Objections Rule to Be Released (?) and a Recap on “Contacting Your Representatives”

This came across me email from the LM Tribune online here.

The U.S. Forest Service is changing the process by which citizens can challenge timber sales and other actions.

Under the new guidelines, which are expected to be unveiled this week, people who want to challenge agency actions will be required to fully participate in the public review process and file formal objections prior to forest supervisors making final decisions.

Some of you may remember that I wrote my Senators asking why this had been requested by Congress last year and still hadn’t been completed.
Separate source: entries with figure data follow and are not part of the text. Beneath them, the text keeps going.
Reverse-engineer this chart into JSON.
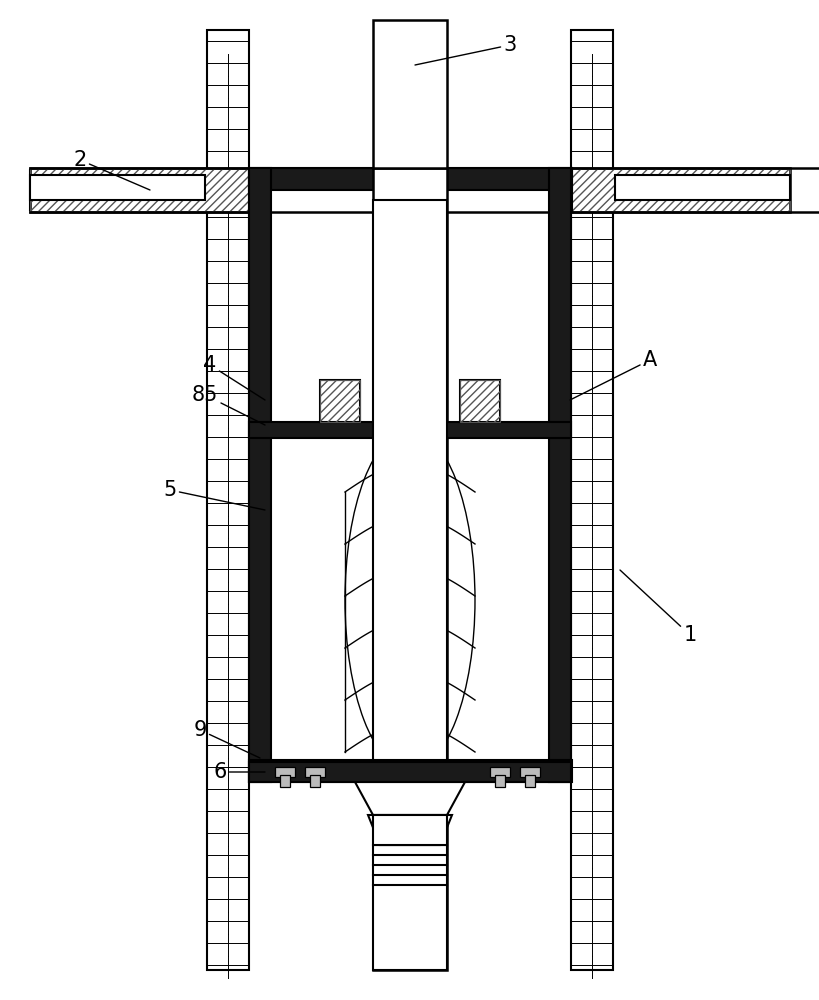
{
  "bg_color": "#ffffff",
  "line_color": "#000000",
  "dark_fill": "#1a1a1a",
  "gray_fill": "#888888",
  "light_fill": "#dddddd",
  "figsize": [
    8.2,
    10.0
  ],
  "dpi": 100,
  "lw_main": 1.8,
  "lw_thin": 1.0,
  "lw_thick": 3.0,
  "fs_label": 15
}
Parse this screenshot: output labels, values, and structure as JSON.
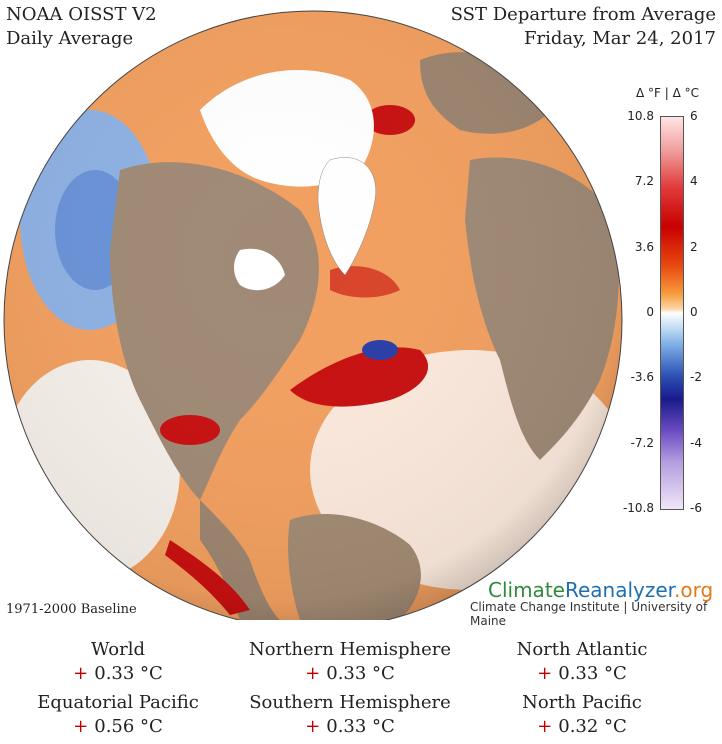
{
  "header": {
    "left_line1": "NOAA OISST V2",
    "left_line2": "Daily Average",
    "right_line1": "SST Departure from Average",
    "right_line2": "Friday, Mar 24, 2017"
  },
  "legend": {
    "units": "Δ °F  |  Δ °C",
    "fahrenheit_ticks": [
      "10.8",
      "7.2",
      "3.6",
      "0",
      "-3.6",
      "-7.2",
      "-10.8"
    ],
    "celsius_ticks": [
      "6",
      "4",
      "2",
      "0",
      "-2",
      "-4",
      "-6"
    ]
  },
  "footer": {
    "baseline": "1971-2000 Baseline",
    "brand_part1": "Climate",
    "brand_part2": "Reanalyzer",
    "brand_part3": ".org",
    "brand_sub": "Climate Change Institute | University of Maine"
  },
  "stats": [
    {
      "region": "World",
      "sign": "+",
      "value": "0.33 °C"
    },
    {
      "region": "Northern Hemisphere",
      "sign": "+",
      "value": "0.33 °C"
    },
    {
      "region": "North Atlantic",
      "sign": "+",
      "value": "0.33 °C"
    },
    {
      "region": "Equatorial Pacific",
      "sign": "+",
      "value": "0.56 °C"
    },
    {
      "region": "Southern Hemisphere",
      "sign": "+",
      "value": "0.33 °C"
    },
    {
      "region": "North Pacific",
      "sign": "+",
      "value": "0.32 °C"
    }
  ],
  "colors": {
    "ocean_warm": "#e8782a",
    "ocean_hot": "#c81010",
    "ocean_cool": "#7fa8e0",
    "ocean_cold": "#2a3ea8",
    "land": "#a08a76",
    "ice": "#ffffff"
  }
}
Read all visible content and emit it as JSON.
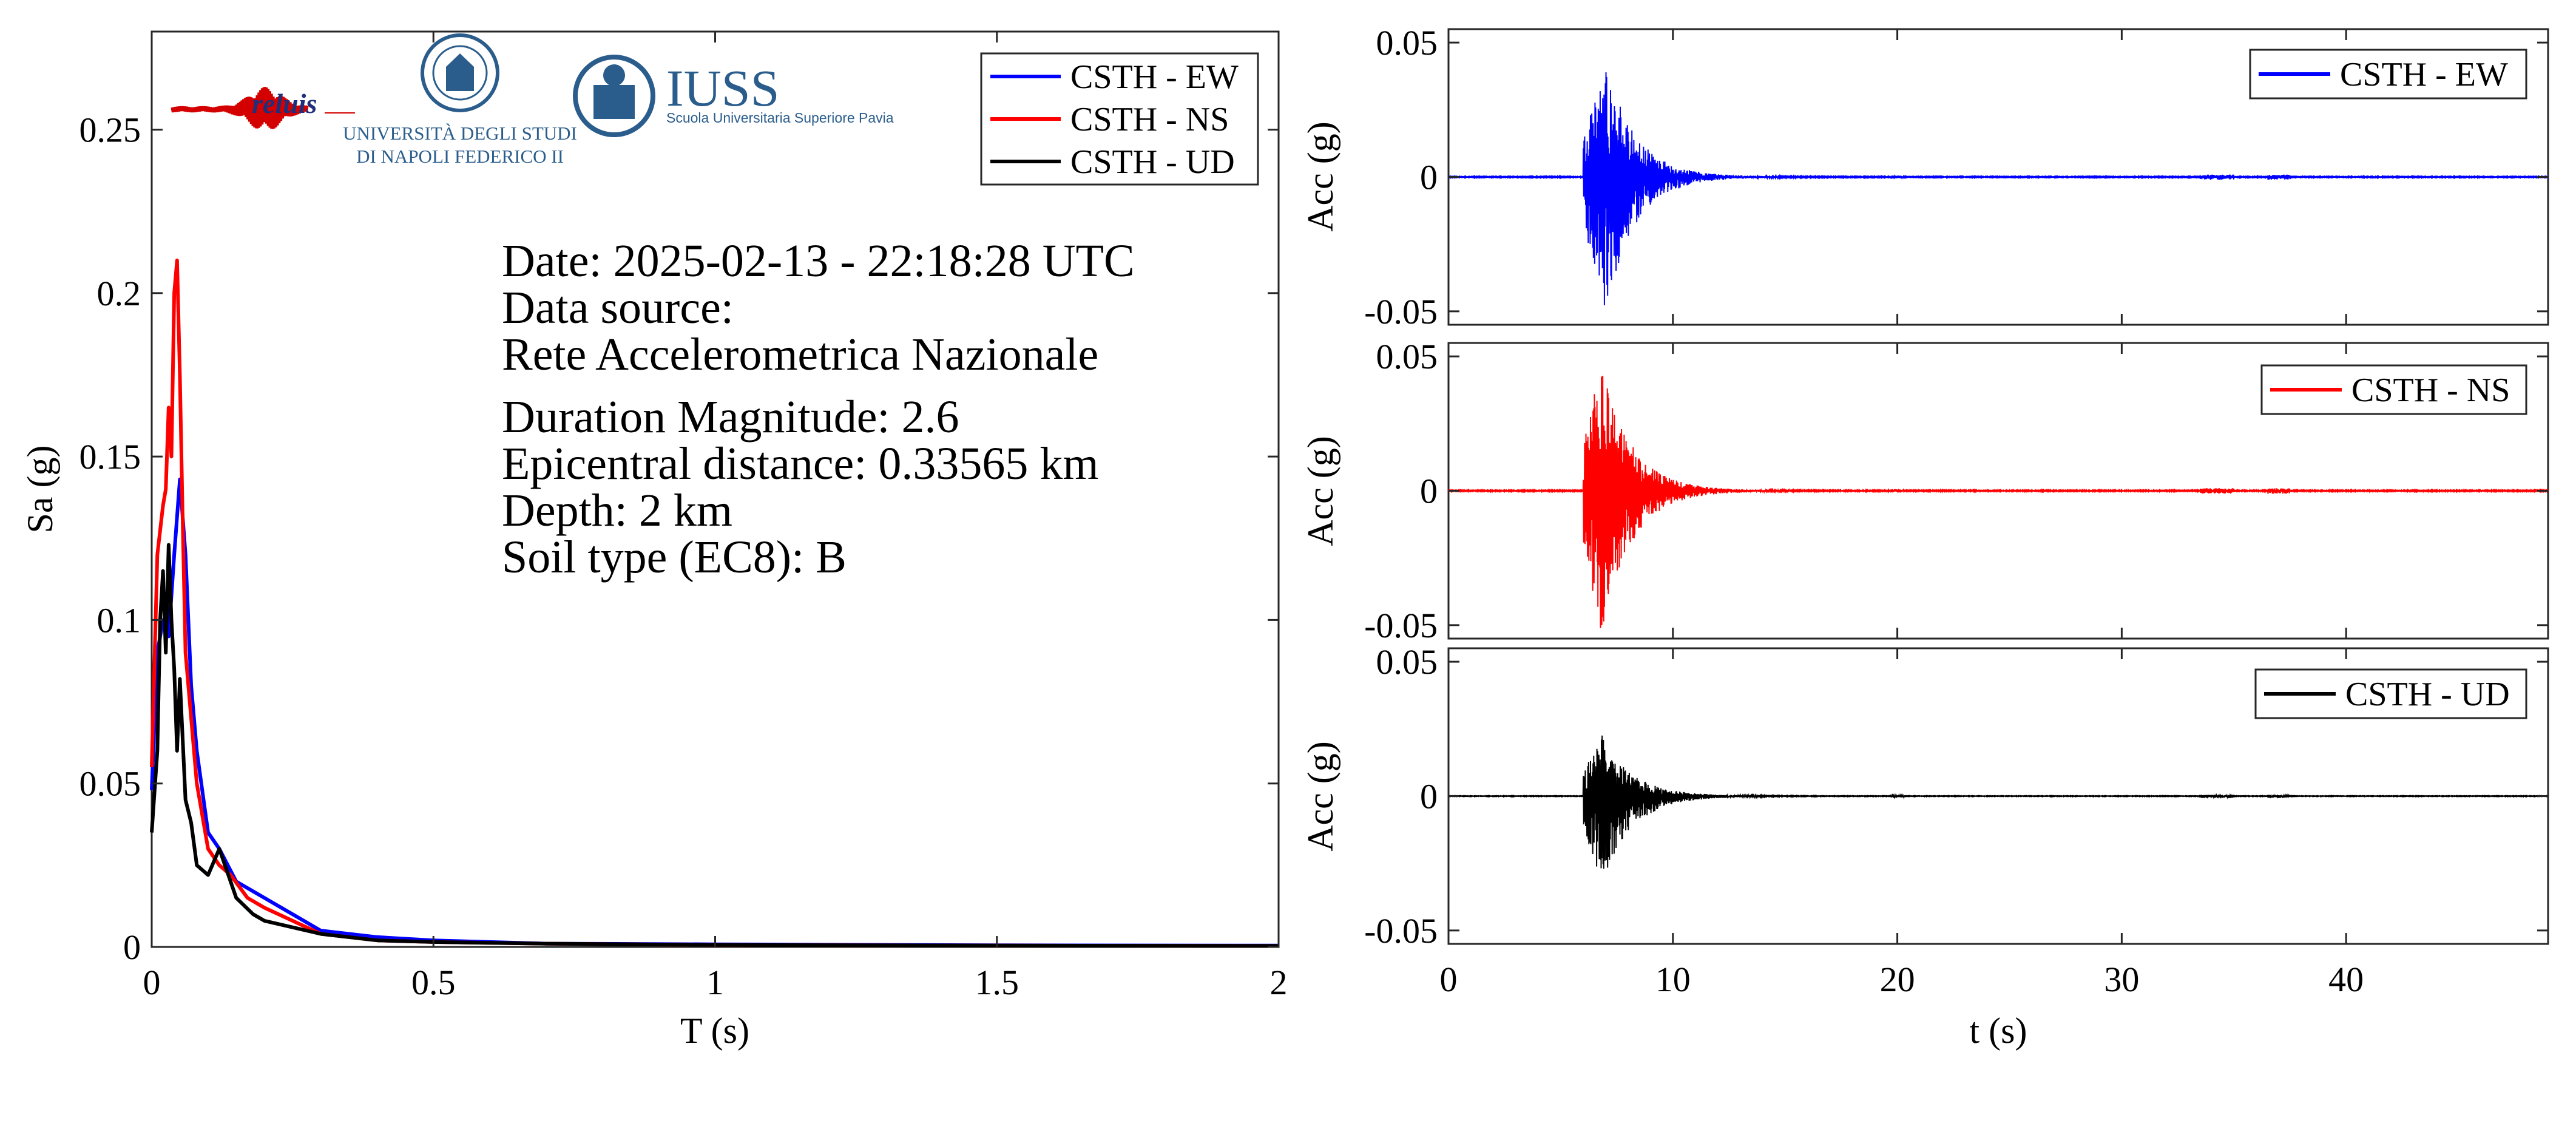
{
  "colors": {
    "ew": "#0000ff",
    "ns": "#ff0000",
    "ud": "#000000",
    "iuss": "#2b5d8c"
  },
  "logos": {
    "reluis": {
      "text": "reluis"
    },
    "unina": {
      "line1": "UNIVERSITÀ DEGLI STUDI",
      "line2": "DI NAPOLI FEDERICO II"
    },
    "iuss": {
      "title": "IUSS",
      "subtitle": "Scuola Universitaria Superiore Pavia"
    }
  },
  "info": {
    "date": "Date: 2025-02-13 - 22:18:28 UTC",
    "source_label": "Data source:",
    "source_name": "Rete Accelerometrica Nazionale",
    "magnitude": "Duration Magnitude: 2.6",
    "distance": "Epicentral distance: 0.33565 km",
    "depth": "Depth: 2 km",
    "soil": "Soil type (EC8): B"
  },
  "chart_data": [
    {
      "type": "line",
      "xlabel": "T (s)",
      "ylabel": "Sa (g)",
      "xlim": [
        0,
        2
      ],
      "ylim": [
        0,
        0.28
      ],
      "xticks": [
        0,
        0.5,
        1,
        1.5,
        2
      ],
      "xtick_labels": [
        "0",
        "0.5",
        "1",
        "1.5",
        "2"
      ],
      "yticks": [
        0,
        0.05,
        0.1,
        0.15,
        0.2,
        0.25
      ],
      "ytick_labels": [
        "0",
        "0.05",
        "0.1",
        "0.15",
        "0.2",
        "0.25"
      ],
      "legend": "top-right",
      "series": [
        {
          "name": "CSTH - EW",
          "color": "#0000ff",
          "x": [
            0,
            0.01,
            0.02,
            0.03,
            0.04,
            0.05,
            0.06,
            0.07,
            0.08,
            0.1,
            0.12,
            0.15,
            0.18,
            0.2,
            0.25,
            0.3,
            0.4,
            0.5,
            0.7,
            1.0,
            1.5,
            2.0
          ],
          "y": [
            0.048,
            0.09,
            0.1,
            0.095,
            0.12,
            0.143,
            0.12,
            0.08,
            0.06,
            0.035,
            0.03,
            0.02,
            0.017,
            0.015,
            0.01,
            0.005,
            0.003,
            0.002,
            0.001,
            0.0008,
            0.0005,
            0.0004
          ]
        },
        {
          "name": "CSTH - NS",
          "color": "#ff0000",
          "x": [
            0,
            0.01,
            0.02,
            0.025,
            0.03,
            0.035,
            0.04,
            0.045,
            0.05,
            0.055,
            0.06,
            0.07,
            0.08,
            0.1,
            0.12,
            0.14,
            0.17,
            0.2,
            0.25,
            0.3,
            0.4,
            0.5,
            0.7,
            1.0,
            1.5,
            2.0
          ],
          "y": [
            0.055,
            0.12,
            0.135,
            0.14,
            0.165,
            0.15,
            0.2,
            0.21,
            0.175,
            0.13,
            0.09,
            0.07,
            0.05,
            0.03,
            0.025,
            0.022,
            0.015,
            0.012,
            0.008,
            0.004,
            0.002,
            0.0015,
            0.001,
            0.0006,
            0.0004,
            0.0003
          ]
        },
        {
          "name": "CSTH - UD",
          "color": "#000000",
          "x": [
            0,
            0.01,
            0.015,
            0.02,
            0.025,
            0.03,
            0.035,
            0.04,
            0.045,
            0.05,
            0.06,
            0.07,
            0.08,
            0.1,
            0.12,
            0.15,
            0.18,
            0.2,
            0.25,
            0.3,
            0.4,
            0.5,
            0.7,
            1.0,
            1.5,
            2.0
          ],
          "y": [
            0.035,
            0.06,
            0.1,
            0.115,
            0.09,
            0.123,
            0.1,
            0.085,
            0.06,
            0.082,
            0.045,
            0.038,
            0.025,
            0.022,
            0.03,
            0.015,
            0.01,
            0.008,
            0.006,
            0.004,
            0.002,
            0.0015,
            0.001,
            0.0006,
            0.0004,
            0.0003
          ]
        }
      ]
    },
    {
      "type": "line",
      "xlabel": "",
      "ylabel": "Acc (g)",
      "xlim": [
        0,
        49
      ],
      "ylim": [
        -0.055,
        0.055
      ],
      "xticks": [
        10,
        20,
        30,
        40
      ],
      "xtick_labels": [],
      "yticks": [
        -0.05,
        0,
        0.05
      ],
      "ytick_labels": [
        "-0.05",
        "0",
        "0.05"
      ],
      "legend": "top-right",
      "series": [
        {
          "name": "CSTH - EW",
          "color": "#0000ff",
          "onset": 6.0,
          "peak_time": 7.0,
          "peak_positive": 0.043,
          "peak_negative": -0.05
        }
      ]
    },
    {
      "type": "line",
      "xlabel": "",
      "ylabel": "Acc (g)",
      "xlim": [
        0,
        49
      ],
      "ylim": [
        -0.055,
        0.055
      ],
      "xticks": [
        10,
        20,
        30,
        40
      ],
      "xtick_labels": [],
      "yticks": [
        -0.05,
        0,
        0.05
      ],
      "ytick_labels": [
        "-0.05",
        "0",
        "0.05"
      ],
      "legend": "top-right",
      "series": [
        {
          "name": "CSTH - NS",
          "color": "#ff0000",
          "onset": 6.0,
          "peak_time": 6.8,
          "peak_positive": 0.048,
          "peak_negative": -0.055
        }
      ]
    },
    {
      "type": "line",
      "xlabel": "t (s)",
      "ylabel": "Acc (g)",
      "xlim": [
        0,
        49
      ],
      "ylim": [
        -0.055,
        0.055
      ],
      "xticks": [
        0,
        10,
        20,
        30,
        40
      ],
      "xtick_labels": [
        "0",
        "10",
        "20",
        "30",
        "40"
      ],
      "yticks": [
        -0.05,
        0,
        0.05
      ],
      "ytick_labels": [
        "-0.05",
        "0",
        "0.05"
      ],
      "legend": "top-right",
      "series": [
        {
          "name": "CSTH - UD",
          "color": "#000000",
          "onset": 6.0,
          "peak_time": 6.8,
          "peak_positive": 0.024,
          "peak_negative": -0.035
        }
      ]
    }
  ]
}
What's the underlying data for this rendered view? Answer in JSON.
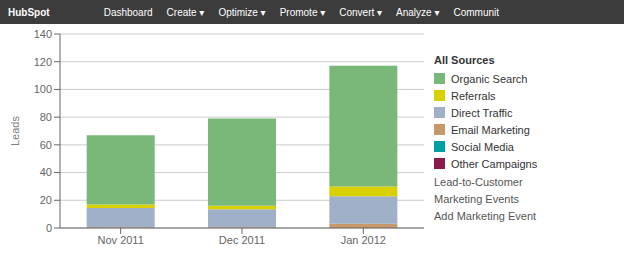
{
  "chart_data": {
    "type": "bar",
    "stacked": true,
    "categories": [
      "Nov 2011",
      "Dec 2011",
      "Jan 2012"
    ],
    "series": [
      {
        "name": "Organic Search",
        "color": "#7ab87a",
        "values": [
          50,
          63,
          87
        ]
      },
      {
        "name": "Referrals",
        "color": "#d8d000",
        "values": [
          2.5,
          2.5,
          7
        ]
      },
      {
        "name": "Direct Traffic",
        "color": "#9fb0c8",
        "values": [
          14,
          13,
          20
        ]
      },
      {
        "name": "Email Marketing",
        "color": "#c8986a",
        "values": [
          0.5,
          0.5,
          3
        ]
      },
      {
        "name": "Social Media",
        "color": "#00a0a0",
        "values": [
          0,
          0,
          0
        ]
      },
      {
        "name": "Other Campaigns",
        "color": "#8b1a4a",
        "values": [
          0,
          0,
          0
        ]
      }
    ],
    "ylabel": "Leads",
    "ylim": [
      0,
      140
    ],
    "yticks": [
      0,
      20,
      40,
      60,
      80,
      100,
      120,
      140
    ],
    "grid": true,
    "legend": "right",
    "annotations": [
      "HubSpot",
      "Dashboard",
      "Create ▾",
      "Optimize ▾",
      "Promote ▾",
      "Convert ▾",
      "Analyze ▾",
      "Communit",
      "All Sources",
      "Lead-to-Customer",
      "Marketing Events",
      "Add Marketing Event"
    ]
  }
}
That was part of the post here Paid Gladiators and Unpaid Peacemakers: There Must Be a Better Way.”

Here is what happened:

Senator Udall’s office first wrote back and said they received my email. In about six weeks they sent a copy of a letter they sent to the Chief asking about it and for the Forest Service to write me back (I expect this became “controlled correspondence”). I never heard from the Forest Service, but if the objections rule is coming out, that’s what I wanted. As I noted before, they had a place for natural resources in their drop down menu.

Senator Bennett’s office never wrote back to say they received my email. About a month and a half in they sent a form letter saying that they noted my concerns and would take them into consideration (which actually wasn’t the point). This office’s dropdown didn’t have a place for natural resources so I had to select “environment.” For the State of Colorado. Really.

They are both in the same party, so it appears that it’s not a partisan issue.
Ed had mentioned in a previous comment here

In response to your great suggestion about working with (talking to) our fed reps, I have to share from an Idaho perspective. As you likely know, Idaho has gone totally to the right, with extreme GOP control at all levels, county, school boards, House and Senate. OK, I accept that we of the other persuasion are vastly outnumbered.
But I have, on a few occasions, emailed my federal reps in DC. Their electronic sites are a real test of how determined you are to finish. Layer after layer of background and categories before you can insert your message. And you go through this again and again, each time you want to confer. Can’t help but wonder if all this preliminary junk is really intended to screen us out so we won’t “bother them”.
And knowing that I and “them” are so politically separated, my efforts are half-hearted. Tried the phone a few times, but again how many comments to some intern answering the phone are really passed accurately to the congressmen or senators. Doubtful.
A real challenge to be an environmental Democrat in Idaho.

I know some of the rural economic groups have training in working with elected officials and even trips to DC, I wonder if some information is written down that could be shared here about how to work with Congressional folk? The retired feds may have some pent-up desire for this… but in some cases it has to be them who will have to find solutions to the problems we’ve identified.

One Comment

  1. Bother “them”. No bother. Just learn what a constituent is.
    A. Worked on the last campaign, registering voters, phone bank, soliciting and making donatations,
    B. Put an X in the box next to the winning candidate’s name.
    C. Voted in the last election,
    D. Is registered to vote,
    E. A citizen who lives in the geographic area,
    F. Anyone who lives in the geographic area,
    G. Anyone who lives in One of the states or territories of the United States?

    Please pass the sarcastic seasoning.